それにしても自分のデリカシーのなさにはあきれてしまう。すっかり綾の存在が当たり前になっていて全然気がつかなかった。
しばらく待つと綾が出てきた。
綾「お待たせ。終わったよ。」
順「じゃ敏弘はやく着替えようぜ。」
僕と順も着替えを済ませて先生の元に戻った。
僕たちが戻ると先生はヨットを外へと運んでいた。
僕「手伝います。」
黒木「ありがとう。」
小さなヨットは台車[ヨット用語でいえばバーゼルとかランチャーと呼ばれている]に乗せられていた。小さい割りに意外にずっしりと重く、海に浮かべたら沈んでしまいそうだった。
黒木「今日はこのヨットでみんな交代で一日体験してもらうね。」
綾「楽しそうですね、でも…船酔いとかしそう。」
確かに、あまり船に乗った事のない僕たち3人は船酔いするかもしれない。しかし、先生は笑いながらこういった。
黒木「大丈夫よ。何も考えないから船酔いするの、集中してれば酔ったりする事はないわよ。」
綾「へぇ、大丈夫かな…」
順「綾ちゃんが船酔いしたら、僕が看病するから大丈夫だよ。」
綾「寝不足の順君が?」
ヨットを海辺のスロープの近くまで運ぶと先生は、ヨットを組立て[ヨット専門用語では艤装と言う]はじめた。

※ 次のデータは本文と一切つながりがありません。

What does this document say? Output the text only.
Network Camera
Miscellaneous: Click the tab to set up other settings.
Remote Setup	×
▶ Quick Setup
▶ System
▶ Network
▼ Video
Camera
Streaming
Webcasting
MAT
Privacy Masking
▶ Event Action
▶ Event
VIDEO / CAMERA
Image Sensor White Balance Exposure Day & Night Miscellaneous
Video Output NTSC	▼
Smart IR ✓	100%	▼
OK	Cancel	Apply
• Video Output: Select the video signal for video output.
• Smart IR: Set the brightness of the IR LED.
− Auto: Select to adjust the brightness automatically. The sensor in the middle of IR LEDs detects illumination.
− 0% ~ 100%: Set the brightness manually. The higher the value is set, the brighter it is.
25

先生は、僕たちにいろいろと説明しながら、手際よくマストを立ててセール[帆の事。ヨットはこれに風を受けて走る。]をあげる。
船体に取り付けられた滑車[ブロック]に多くのロープ[シート]を通していく。
セールがゆるい風にゆらゆらとなびいている。
黒木「これで完成。」
僕「思ったよりも大きいんですね。もっと小さいものかと思ってましたよ。」
順「こうしてみるとかなりでかく見えるな。」
綾「なんか早そうだね。」
小さな船に大きなセール…その大きさに僕たちは感心していた。
黒木「今日はこのヨットに乗ってもらいます。これは、FJ級って呼ばれてるヨットなんだけど、2人乗りで高校生のレースはこのヨットがメインになるのね。まぁよっとにも色々と種類があって。この艇は、私が高校生の時からあるんだよ。」
よく見てみるとヨットのセールには、青い文字でFJと書かれていた。
その下には1748と書かれている。
僕は、その番号の意味がとても気になった。